Although this study provides useful new information on the oxidizability of the hydrophobic core and amphipathic surface of lipoproteins after weight loss and highlights the important, and often underestimated, role of TAG in lipoprotein oxidizability, some limitations may also be discussed. First, the study population was relatively small and it was limited to male subjects. Therefore, the conclusions should not be generalized to all patients with MetS. Lastly, although it is recognized that the oxidizability of lipoproteins may play a role in the development of atherosclerosis, the validity of assay performed in vitro to predict the in vivo progression of atherosclerosis has yet to be proven.

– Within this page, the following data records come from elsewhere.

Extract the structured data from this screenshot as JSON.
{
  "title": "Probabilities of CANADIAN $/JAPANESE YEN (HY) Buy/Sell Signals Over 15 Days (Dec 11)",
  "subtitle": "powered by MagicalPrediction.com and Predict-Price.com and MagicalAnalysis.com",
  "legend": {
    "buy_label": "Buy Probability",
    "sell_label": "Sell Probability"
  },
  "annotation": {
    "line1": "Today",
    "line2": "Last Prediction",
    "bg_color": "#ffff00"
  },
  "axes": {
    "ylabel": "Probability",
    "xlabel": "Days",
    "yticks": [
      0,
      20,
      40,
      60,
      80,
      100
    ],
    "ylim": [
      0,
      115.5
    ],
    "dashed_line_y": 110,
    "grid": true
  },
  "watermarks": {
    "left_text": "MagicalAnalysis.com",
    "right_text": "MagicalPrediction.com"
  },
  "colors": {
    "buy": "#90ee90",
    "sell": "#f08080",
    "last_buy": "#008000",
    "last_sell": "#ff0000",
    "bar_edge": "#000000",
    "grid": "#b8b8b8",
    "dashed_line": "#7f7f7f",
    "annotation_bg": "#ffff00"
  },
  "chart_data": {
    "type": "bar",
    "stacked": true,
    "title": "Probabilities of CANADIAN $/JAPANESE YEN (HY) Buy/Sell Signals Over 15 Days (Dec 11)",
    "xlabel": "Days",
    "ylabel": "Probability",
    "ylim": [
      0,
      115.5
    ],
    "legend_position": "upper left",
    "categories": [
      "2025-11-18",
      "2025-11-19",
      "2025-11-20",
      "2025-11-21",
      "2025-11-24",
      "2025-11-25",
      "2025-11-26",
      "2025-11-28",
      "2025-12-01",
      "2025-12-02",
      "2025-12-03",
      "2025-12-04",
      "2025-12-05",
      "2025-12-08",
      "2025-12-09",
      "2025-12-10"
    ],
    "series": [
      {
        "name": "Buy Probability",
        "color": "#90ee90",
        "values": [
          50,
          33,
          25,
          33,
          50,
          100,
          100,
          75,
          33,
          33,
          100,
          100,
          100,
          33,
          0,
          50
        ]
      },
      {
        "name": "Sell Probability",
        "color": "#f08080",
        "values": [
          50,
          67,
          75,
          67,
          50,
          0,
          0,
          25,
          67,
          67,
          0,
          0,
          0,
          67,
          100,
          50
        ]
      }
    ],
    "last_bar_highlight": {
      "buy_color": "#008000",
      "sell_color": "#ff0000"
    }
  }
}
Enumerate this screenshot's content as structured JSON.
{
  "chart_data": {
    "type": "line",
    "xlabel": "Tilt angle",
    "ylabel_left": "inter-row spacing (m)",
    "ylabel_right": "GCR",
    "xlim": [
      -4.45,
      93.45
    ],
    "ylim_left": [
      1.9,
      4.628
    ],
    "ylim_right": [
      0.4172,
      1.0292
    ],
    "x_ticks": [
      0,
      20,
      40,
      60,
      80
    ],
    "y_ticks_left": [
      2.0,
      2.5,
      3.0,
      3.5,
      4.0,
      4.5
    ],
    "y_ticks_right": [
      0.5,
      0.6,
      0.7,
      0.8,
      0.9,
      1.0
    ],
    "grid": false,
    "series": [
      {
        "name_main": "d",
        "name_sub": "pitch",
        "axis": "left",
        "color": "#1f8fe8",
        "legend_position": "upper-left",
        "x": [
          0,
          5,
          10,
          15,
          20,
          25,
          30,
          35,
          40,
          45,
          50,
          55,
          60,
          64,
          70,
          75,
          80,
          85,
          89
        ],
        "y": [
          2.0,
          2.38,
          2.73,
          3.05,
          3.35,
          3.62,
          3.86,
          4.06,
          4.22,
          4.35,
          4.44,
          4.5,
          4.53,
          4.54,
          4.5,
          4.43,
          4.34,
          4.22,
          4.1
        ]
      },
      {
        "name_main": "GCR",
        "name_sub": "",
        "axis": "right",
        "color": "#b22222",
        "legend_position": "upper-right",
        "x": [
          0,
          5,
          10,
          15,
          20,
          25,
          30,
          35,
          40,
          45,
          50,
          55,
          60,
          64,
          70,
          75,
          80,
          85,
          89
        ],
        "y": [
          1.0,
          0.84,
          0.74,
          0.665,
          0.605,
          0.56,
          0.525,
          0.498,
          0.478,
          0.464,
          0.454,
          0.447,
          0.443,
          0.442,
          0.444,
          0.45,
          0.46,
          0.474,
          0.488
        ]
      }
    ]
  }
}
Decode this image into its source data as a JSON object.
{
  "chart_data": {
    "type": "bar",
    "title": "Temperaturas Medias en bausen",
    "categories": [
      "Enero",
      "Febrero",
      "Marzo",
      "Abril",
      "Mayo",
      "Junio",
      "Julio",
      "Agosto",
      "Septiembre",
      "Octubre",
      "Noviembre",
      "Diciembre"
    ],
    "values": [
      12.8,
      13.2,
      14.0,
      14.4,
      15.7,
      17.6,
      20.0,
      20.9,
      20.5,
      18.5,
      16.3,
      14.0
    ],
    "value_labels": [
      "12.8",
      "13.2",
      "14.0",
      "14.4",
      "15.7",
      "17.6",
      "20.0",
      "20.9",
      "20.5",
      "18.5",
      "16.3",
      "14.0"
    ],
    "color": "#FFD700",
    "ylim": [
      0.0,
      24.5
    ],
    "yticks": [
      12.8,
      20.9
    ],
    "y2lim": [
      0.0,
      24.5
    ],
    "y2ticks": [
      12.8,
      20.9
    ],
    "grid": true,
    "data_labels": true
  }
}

In conclusion, more anti-atherogenic HDLs, but also more oxidizable LDLs seem to accompany the improvement of different metabolic factors induced by weight loss in obese men with MetS. This different response to weight loss is mainly related to the content of TAG in lipoprotein hydrophobic core. Thus, besides the wellestablished role of hypertriglyceridemia and its associated condition as risk factor for CVD, our results seem to indicate a potential direct involvement of lipoprotein TAG in the development of atherosclerosis. In addition, collectively our findings suggest that detailed knowledge of the oxidizability of both the surface and core of lipoproteins could be an additional means to clarify the mechanisms that links the changes of lipoprotein metabolism at risk of CVD in patients with MetS. Moreover, these parameters could be useful biomarkers in future studies on new dietary and therapeutic approaches for the treatment of obese subjects with MetS.

This work was funded by “PUR08” grant provided by the Italian Ministry of University to Roberta Cazzola and Benvenuto Cestaro.